Je l’ai très mal vécu. Le film était terminé et on attendait les réponses des sélections pour Cannes. On ne savait pas si le festival allait être maintenu ou pas. Il y avait une espèce d’incertitude énorme, et beaucoup plus d’angoisse sur le virus, dont on ne savait pas s’il était grave ou pas. C’était un confinement plus intense, plus strict. Je me demandais si mon film allait sortir un jour dans les salles. C’était beaucoup plus compliqué. En tant que réalisatrice, je n’avais plus aucun recul sur ce que j’avais fait, j’étais incapable de dire si Slalom était bien, pas bien, si je m’étais plantée, si j’avais réussi. Même si certaines personnes de la production me disaient : « C’est super », je pensais : « Si ça se trouve, c’est naze ». J’étais dans ce flou complètement artistique de ne pas savoir ce que son travail vaut.

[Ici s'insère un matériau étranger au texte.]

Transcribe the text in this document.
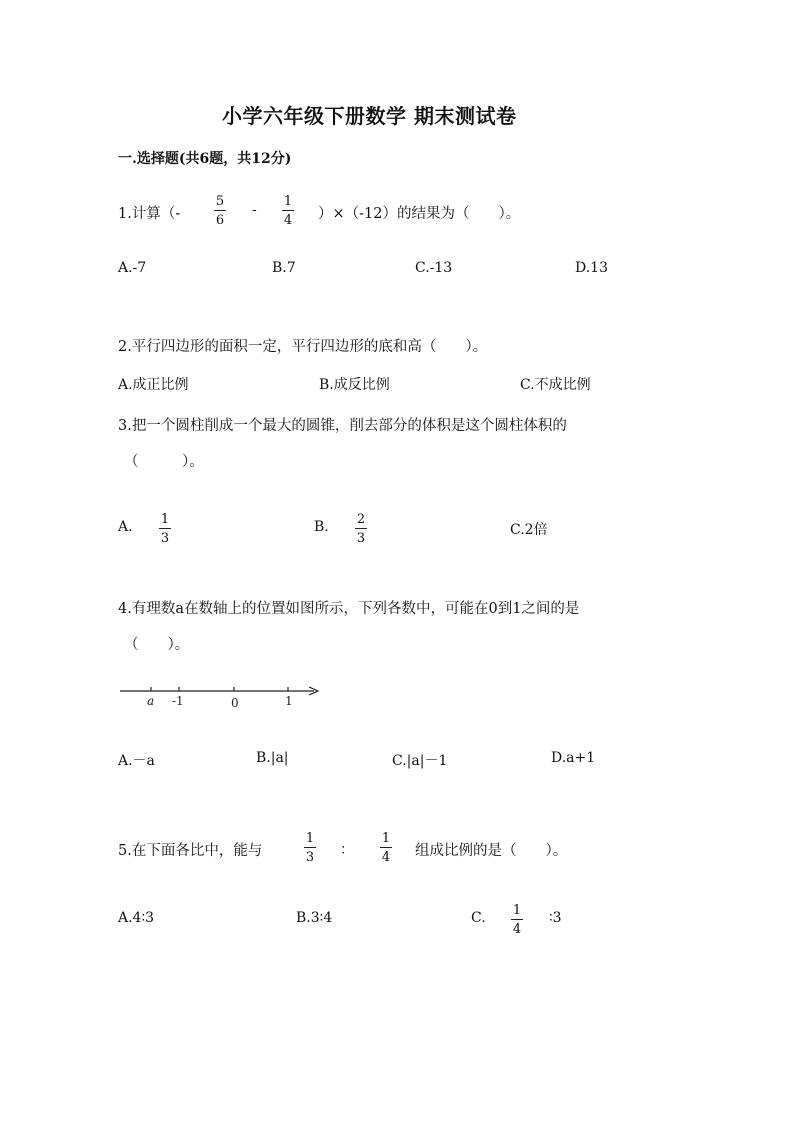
小学六年级下册数学 期末测试卷
一.选择题(共6题，共12分)
1.计算（-
5
6
-
1
4 ）×（-12）的结果为（　　）。
A.-7	B.7	C.-13	D.13
2.平行四边形的面积一定，平行四边形的底和高（　　）。
A.成正比例	B.成反比例	C.不成比例
3.把一个圆柱削成一个最大的圆锥，削去部分的体积是这个圆柱体积的
（　　　）。
A. 1
3
B. 2
3
C.2倍
4.有理数a在数轴上的位置如图所示，下列各数中，可能在0到1之间的是
（　　）。
a -1	0	1
A.－a	B.|a|	C.|a|－1	D.a+1
5.在下面各比中，能与
1
3 ：
1
4 组成比例的是（　　）。
A.4∶3	B.3∶4	C. 1
4
∶3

Et c’est très dur. Une paralysie totale, à ne pas pouvoir travailler sur autre chose.

Vous vivez donc ce second confinement différemment, et vous le mettez à profit ?

Premièrement, je me repose, parce que ça a été très intense. C’est différent aussi parce que je suis tout à fait rassurée. J’ai énormément de propositions. On vient me chercher de tous les côtés, que ce soient les plates-formes, telle Netflix, ou des producteurs comme Gaumont, ou Federation Entertainment pour la télé, ou encore Sylvie Pialat ou Rectangle Productions pour le cinéma. Tous ces gens avec qui j’aurais rêvé de travailler avant, mais j’étais complètement inconnue. J’ai un parcours d’autodidacte, ce côté un peu provincial, avec pas mal de complexes, donc tout cela aujourd’hui est très stimulant.

Pour faire un deuxième film, il faut quand même se reconnecter avec soi-même, se reposer les bonnes questions : Qu’est-ce qu’on veut raconter ? Où est-ce qu’on se place ? Qu’est-ce qu’on veut faire ? C’est très compliqué de trouver le bon projet après un premier, personnel, fort, qui dénonce les abus sexuels dans le sport. Tout le monde nous dit qu’on a réussi à faire le premier – on ne sait pas comment on a fait, on est tellement content d’y être arrivé – et ajoute : « Attention, le deuxième, c’est plus dur ». Il y a une vraie pression.

Je suis en train de travailler sur la suite. Sur les différents projets, il y en a un qui sera mon deuxième film, un sujet passionnant, dans la même veine que Slalom, avec un personnage d’héroïne et de femme très forte. Encore un portrait féminin, mais avec un aspect politique. Il y aura encore plus d’ampleur et ça ira plus loin en termes de cinéma, sans que ce soit trop, parce qu’il faut continuer à apprendre. Tout en restant dans une dénonciation forte, avec un vrai point de vue sur la féminité, sur le corps. Ce deuxième confinement tombe à pic pour réfléchir à tout ça.